Singapore to allow girls to join boy scout groups

IT'S SCOUT BONDING Supporters `welcomed the opportunity,' but others have their doubts, and have called the situation `regrettable'

DPA , SINGAPORE

A decision to allow girls to join boys as scouts in Singapore's primary and secondary schools caused a stir yesterday, with opponents citing the differences between the sexes as a reason to keep them separated.

Starting in January, girls will be able to join their male schoolmates as scouts, the education ministry announced on Friday, informing all Singapore's 357 primary and secondary schools of the change.

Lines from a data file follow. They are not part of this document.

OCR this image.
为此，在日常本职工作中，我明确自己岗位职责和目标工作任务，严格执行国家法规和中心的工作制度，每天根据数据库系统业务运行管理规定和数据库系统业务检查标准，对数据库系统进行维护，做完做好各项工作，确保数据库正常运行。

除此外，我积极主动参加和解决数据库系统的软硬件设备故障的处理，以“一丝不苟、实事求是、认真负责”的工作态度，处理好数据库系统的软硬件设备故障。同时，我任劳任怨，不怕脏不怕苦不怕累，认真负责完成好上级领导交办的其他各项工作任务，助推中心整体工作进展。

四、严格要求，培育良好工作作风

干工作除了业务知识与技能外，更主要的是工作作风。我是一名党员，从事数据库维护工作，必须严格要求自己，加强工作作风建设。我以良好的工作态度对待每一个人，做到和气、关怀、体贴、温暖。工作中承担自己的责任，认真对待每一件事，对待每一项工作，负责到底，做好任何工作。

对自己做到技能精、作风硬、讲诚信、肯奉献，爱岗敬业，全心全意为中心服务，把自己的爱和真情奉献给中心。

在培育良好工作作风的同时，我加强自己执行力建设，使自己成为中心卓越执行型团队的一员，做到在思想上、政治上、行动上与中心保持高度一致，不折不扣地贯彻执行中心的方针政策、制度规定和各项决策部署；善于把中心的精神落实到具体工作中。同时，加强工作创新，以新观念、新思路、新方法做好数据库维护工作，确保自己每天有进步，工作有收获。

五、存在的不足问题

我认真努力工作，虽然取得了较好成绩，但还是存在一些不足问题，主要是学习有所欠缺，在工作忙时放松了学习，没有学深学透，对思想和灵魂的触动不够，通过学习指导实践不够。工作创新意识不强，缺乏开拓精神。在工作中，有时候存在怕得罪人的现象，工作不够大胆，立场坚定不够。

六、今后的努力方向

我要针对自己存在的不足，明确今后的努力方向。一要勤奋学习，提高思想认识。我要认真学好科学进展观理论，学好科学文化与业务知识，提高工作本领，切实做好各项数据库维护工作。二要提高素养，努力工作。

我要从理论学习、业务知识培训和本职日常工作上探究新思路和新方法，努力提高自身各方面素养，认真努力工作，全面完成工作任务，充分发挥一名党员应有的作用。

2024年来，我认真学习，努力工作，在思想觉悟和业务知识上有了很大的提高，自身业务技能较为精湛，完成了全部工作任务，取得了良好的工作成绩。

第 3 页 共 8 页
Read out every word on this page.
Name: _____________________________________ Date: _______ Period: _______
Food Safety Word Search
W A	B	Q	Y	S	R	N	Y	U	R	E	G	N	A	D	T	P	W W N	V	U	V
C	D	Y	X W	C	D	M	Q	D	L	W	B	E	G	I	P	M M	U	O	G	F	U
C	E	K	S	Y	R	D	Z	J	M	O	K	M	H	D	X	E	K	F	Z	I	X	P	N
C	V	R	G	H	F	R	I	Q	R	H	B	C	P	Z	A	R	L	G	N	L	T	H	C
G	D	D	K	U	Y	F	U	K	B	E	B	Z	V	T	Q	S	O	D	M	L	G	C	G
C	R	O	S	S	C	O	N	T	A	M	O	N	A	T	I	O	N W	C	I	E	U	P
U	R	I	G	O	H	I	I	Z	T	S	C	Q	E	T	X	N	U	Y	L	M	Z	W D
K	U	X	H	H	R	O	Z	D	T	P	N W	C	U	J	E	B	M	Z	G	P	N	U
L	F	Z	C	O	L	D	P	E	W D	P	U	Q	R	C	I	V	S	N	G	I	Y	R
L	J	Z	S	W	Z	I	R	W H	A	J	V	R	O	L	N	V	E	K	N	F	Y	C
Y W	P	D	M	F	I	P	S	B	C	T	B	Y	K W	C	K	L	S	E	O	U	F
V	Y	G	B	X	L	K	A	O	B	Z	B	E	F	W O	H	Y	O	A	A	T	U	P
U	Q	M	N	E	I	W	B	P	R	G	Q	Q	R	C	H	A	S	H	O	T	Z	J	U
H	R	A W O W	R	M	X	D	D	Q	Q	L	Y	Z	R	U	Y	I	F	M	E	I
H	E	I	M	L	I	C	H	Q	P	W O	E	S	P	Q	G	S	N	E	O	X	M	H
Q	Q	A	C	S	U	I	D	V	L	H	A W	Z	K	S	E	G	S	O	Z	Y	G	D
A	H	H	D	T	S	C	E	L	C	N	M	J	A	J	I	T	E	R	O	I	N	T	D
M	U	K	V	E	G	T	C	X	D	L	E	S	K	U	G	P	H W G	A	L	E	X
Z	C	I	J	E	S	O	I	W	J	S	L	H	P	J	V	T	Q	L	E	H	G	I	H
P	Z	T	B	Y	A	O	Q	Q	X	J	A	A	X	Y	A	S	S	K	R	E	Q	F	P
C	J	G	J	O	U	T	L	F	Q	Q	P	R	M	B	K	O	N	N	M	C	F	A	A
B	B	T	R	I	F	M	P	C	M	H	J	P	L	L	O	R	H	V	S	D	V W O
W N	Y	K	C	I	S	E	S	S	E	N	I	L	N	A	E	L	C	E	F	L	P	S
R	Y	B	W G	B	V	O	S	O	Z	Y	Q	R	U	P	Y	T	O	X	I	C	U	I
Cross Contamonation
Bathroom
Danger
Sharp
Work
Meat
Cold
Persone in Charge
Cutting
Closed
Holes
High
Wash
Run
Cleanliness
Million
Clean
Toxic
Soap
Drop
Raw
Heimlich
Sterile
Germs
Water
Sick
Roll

But Yvonne Lin, chief commissioner of the Girl Guides Singapore (GGS), told the New Paper the announcement was "regrettable."

Lord Robert Baden-Powell, who founded the scouts and guides nearly a century ago, created two organizations because of the "`fundamental differences' between the sexes," GGS deputy chief commissioner Jessie Tan was quoted as saying.

The scouts focus on outdoor education for youth, while guides seek development for girls in home, community and outdoor settings.

More than three-quarters or 119 of the 155 countries with scouts currently have girls in their organizations, including Thailand, Malaysia and Taiwan, proponents noted.

"We felt that we need to keep up with the times," said Singapore Scouts Association commissioner Nicholas Tang. "In this whole region, Singapore is the only one without girls in scouting in schools."

Some of the girls queried expressed fears of feeling awkward and more withdrawn in the presence of boys.

Others said they welcomed the opportunity.

"It's not girl or boy bonding," said 14-year-old Tiong Yayan. "It's scout bonding."

"Society has changed" since Baden-Powell wrote Scouting For Boys, a veteran scout leader told the newspaper.

"The girls want to assert their rights," he added.